Gustavo Bueno
La genealogía de los sentimientos
Publicado en Luego, cuadernos de crítica e investigación, Facultad de Bellas Artes, Universidad de Barcelona, núms. 11-12, 1988, págs. 82-110.
Facsímil en pdf: junio 2019
Introducción
Decía Fontenelle: “Nuestra ignorancia consiste muchas veces más en conocer las causas de las cosas que no existen que en desconocer las causas de las cosas que existen.”
Nos acordamos de la ironía de Fontenelle para precavernos ante el tema titular, que podría incitarnos sin más a buscar las causas (la genealogía, como causa) de los sentimientos, cuando acaso los sentimientos no puedan ser considerados propiamente como “cosas que existen”. Acaso son tan sólo “apariencias”, fenómenos –que ocultan y revelan otras existencias–; acaso son tan sólo entidades “sincategoremáticas”. Pero ¿no pueden también tener las apariencias, o los entes sincategoremáticos, una genealogía? Pues una genealogía tiene, sin duda, que ver con un “orden de generación”, con unas relaciones características interpuestas entre los términos de una multiplicidad dada. Parece evidente que las relaciones de generación han de ser distintas cuando la materia de la multiplicidad dada sea de índole biológica, y cuando sea de índole geométrica: El padre genera al hijo, pero también el triángulo genera la superficie cónica. Pero en todos los casos, el orden genealógico se nos presenta como un “orden de causas”, o como un “orden de razones”, en condiciones sin duda muy particulares, que habrá que determinar.

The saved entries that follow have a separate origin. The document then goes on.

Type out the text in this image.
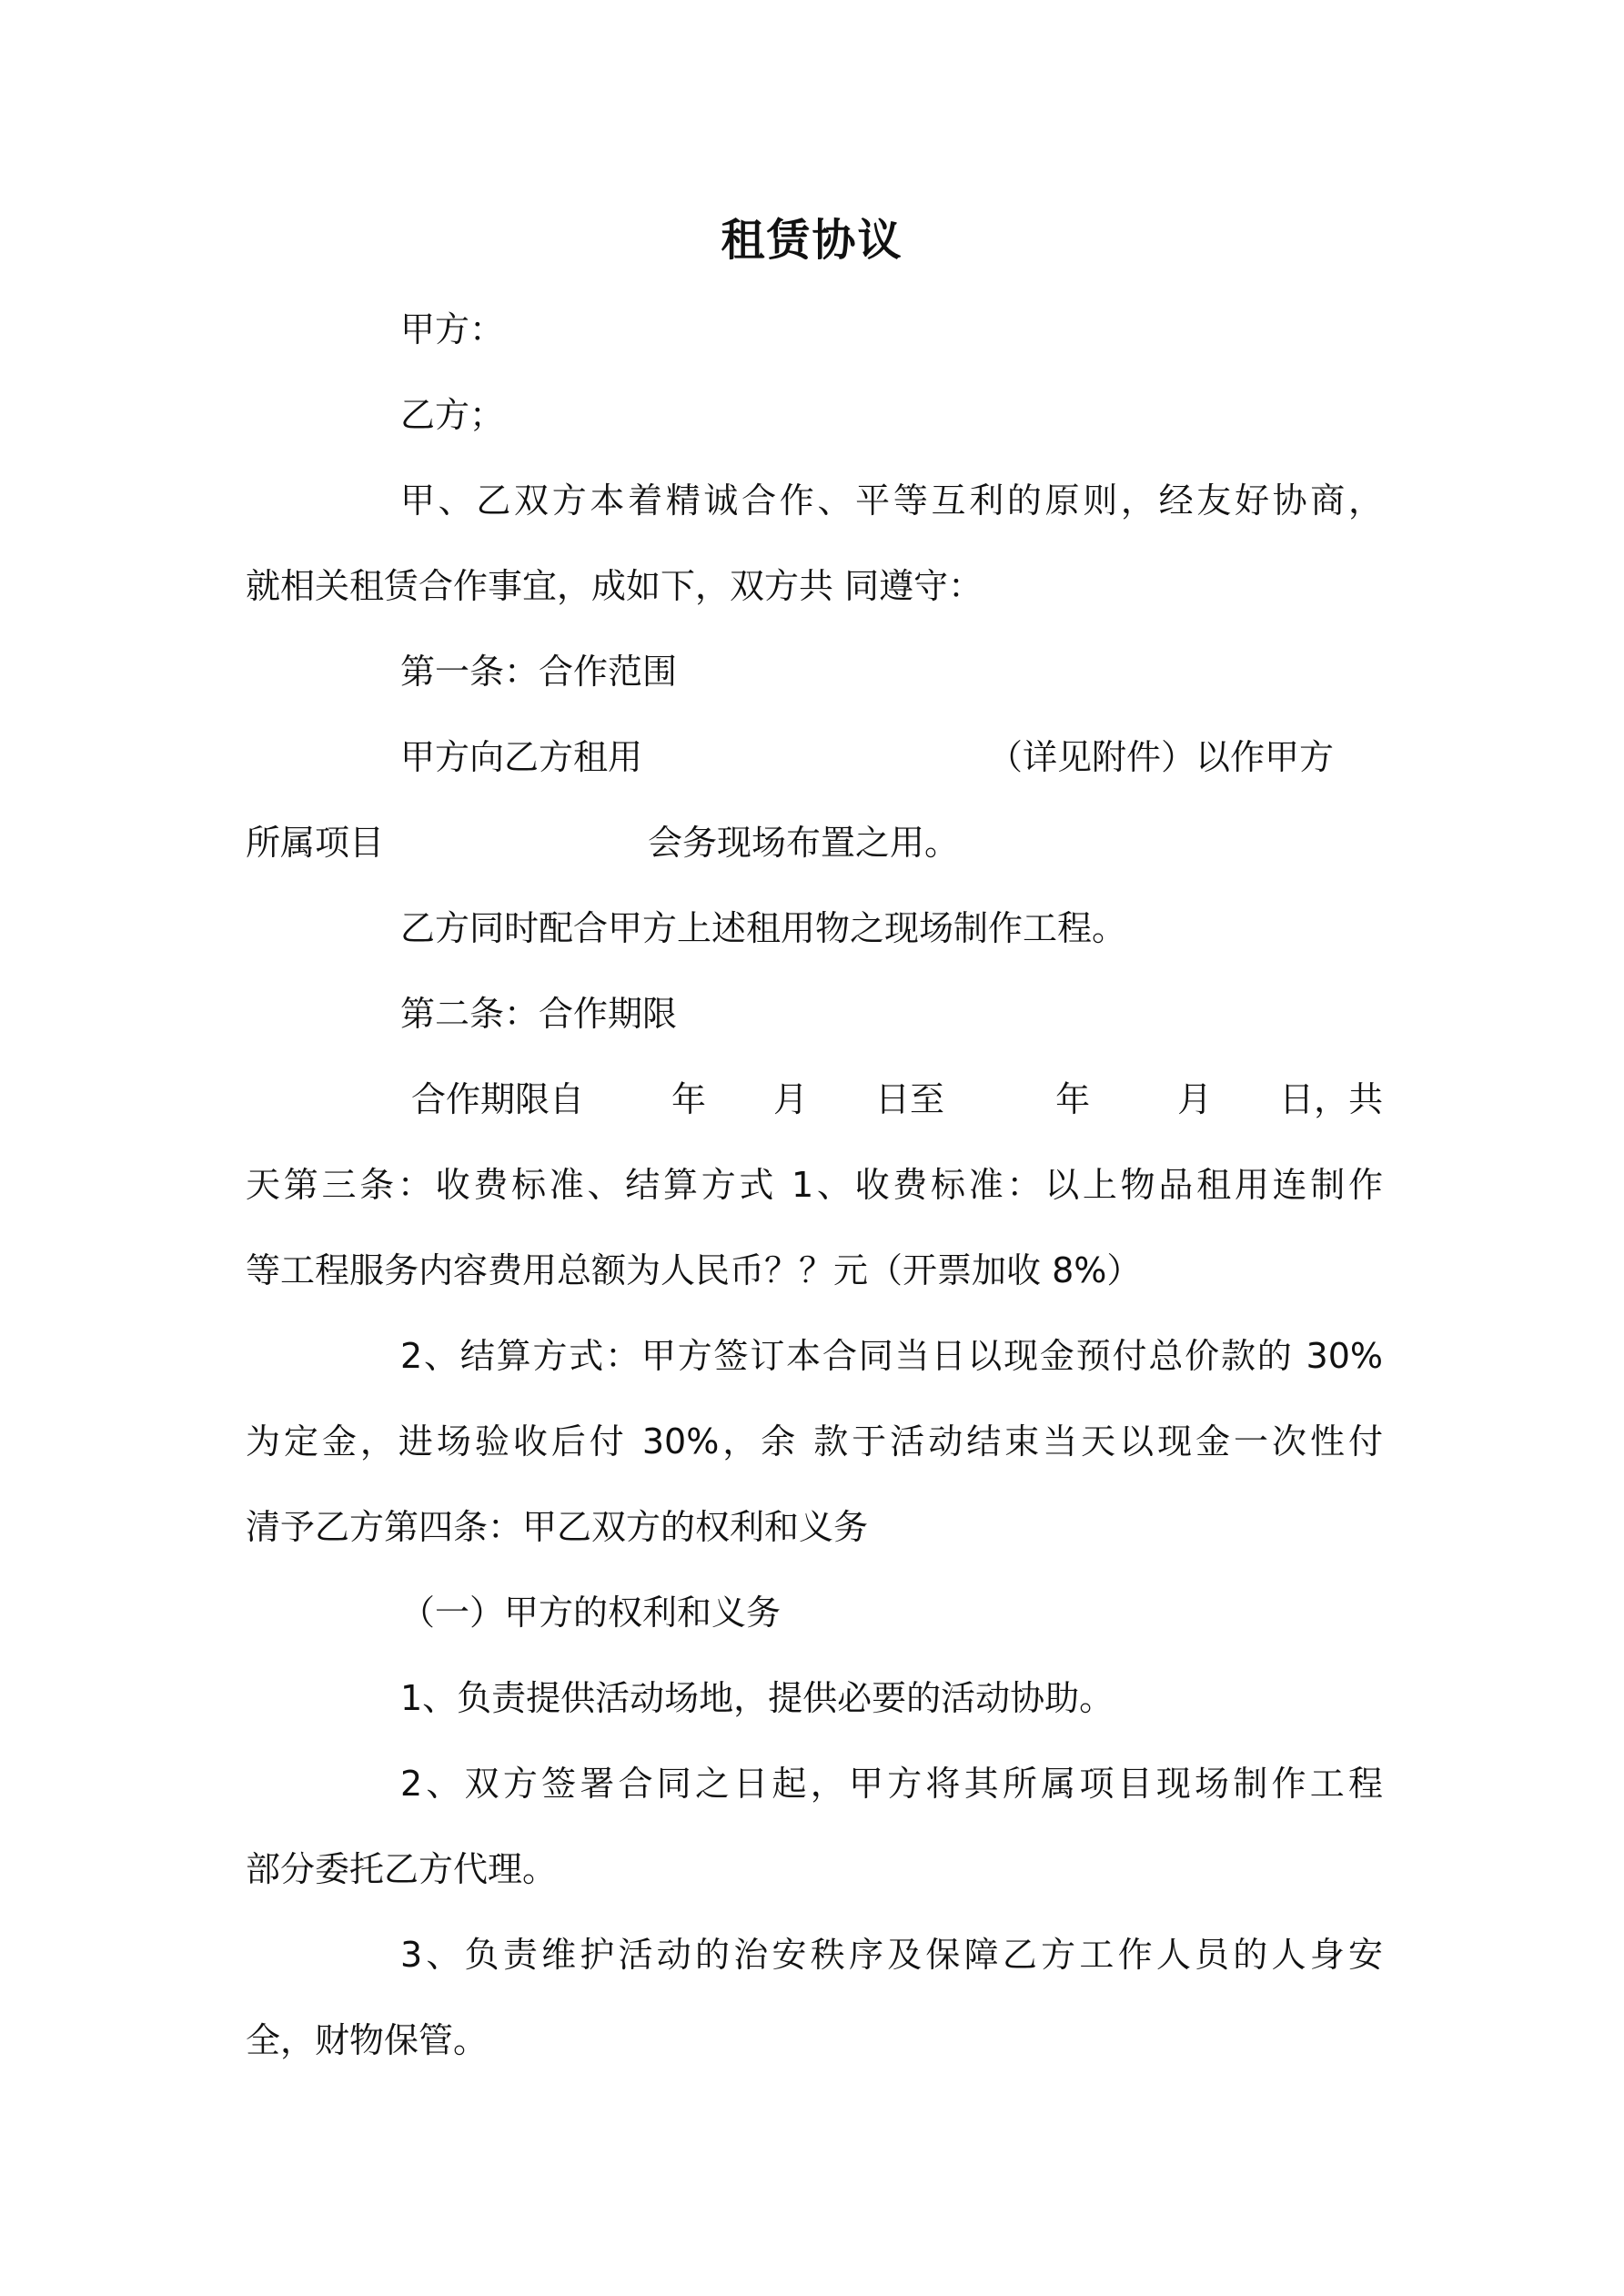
租赁协议

甲方：

乙方；

甲、乙双方本着精诚合作、平等互利的原则，经友好协商，

就相关租赁合作事宜，成如下，双方共 同遵守：

第一条：合作范围

甲方向乙方租用	（详见附件）以作甲方

所属项目	会务现场布置之用。

乙方同时配合甲方上述租用物之现场制作工程。

第二条：合作期限

合作期限自	年 月 日至	年	月 日，共

天第三条：收费标准、结算方式 1、收费标准：以上物品租用连制作

等工程服务内容费用总额为人民币？？元（开票加收 8%）

2、结算方式：甲方签订本合同当日以现金预付总价款的 30%

为定金，进场验收后付 30%，余 款于活动结束当天以现金一次性付

清予乙方第四条：甲乙双方的权利和义务

（一）甲方的权利和义务

1、负责提供活动场地，提供必要的活动协助。

2、双方签署合同之日起，甲方将其所属项目现场制作工程

部分委托乙方代理。

3、负责维护活动的治安秩序及保障乙方工作人员的人身安

全，财物保管。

Previamente, nos parece obligado atender a esta pregunta: ¿Y de dónde viene el interés por la ordenación genealógica de una multiplicidad dada, en general, y el interés por la “Genealogía de los sentimientos”, en particular? Cabría responder: Se trata de un interés especulativo, de la necesidad de satisfacer la curiosidad por conocer los antecedentes de personas, cosas, fenómenos o figuras que flotan en nuestro presente, o en un pretérito imperfecto. Pero estas respuestas son puramente verbales, puesto que lo que nos interesa realmente es explicar o justificar precisamente ese interés especulativo, esa curiosidad. Acaso el interés, la curiosidad derivan de nuestro propio presente, en la medida en que su valor –y no sólo su realidad– tiene que ver con el valor de un pretérito perfecto. Y este sería entonces el verdadero problema: ¿Qué tiene que ver el valor del presente (por ejemplo, el valor –positivo o negativo– de los sentimientos actuales) con su genealogía pretérita? ¿Es que el valor (o, si se quiere; el deber-ser, la norma, la estructura) no es independiente de sus orígenes (del ser, del hecho, de la génesis)? ¿Cómo puede afectar a la genealogía de un valor el valor mismo? O bien, ¿cómo puede un proceso natural convertir en un valor (o en el sentimiento de un valor –estético, religioso, moral...–)? No pretendemos aquí responder a semejantes preguntas y tan solo queremos desprender de ellas la simple sospecha de la naturaleza “interesada” (no meramente especulativa, sino práctica, en relación con normas y valores, dignidades o vergüenzas) de las preguntas genealógicas. La sospecha se alimenta de múltiples fuentes, aunque éstas no resulten ser muy claras. El uso que en política se hace de las genealogías –cuando las genealogías se desarrollan en función de ciertos valores aristocráticos– sugiere esta conexión entre el pretérito genealógico y la justificación del presente. La genealogía de los reyes de Castilla, por ser más antigua que la de los reyes de Inglaterra, prueba al hijo de Don Pablo de Santamaría, Alonso de Cartagena, representante de Juan II en el Concilio de Basilea, y, lo que es más notable, prueba al propio Concilio, que el Rey de Castilla tiene derechos preferenciales, al menos de orden ceremonial, respecto del Rey (o su embajador) de Inglaterra.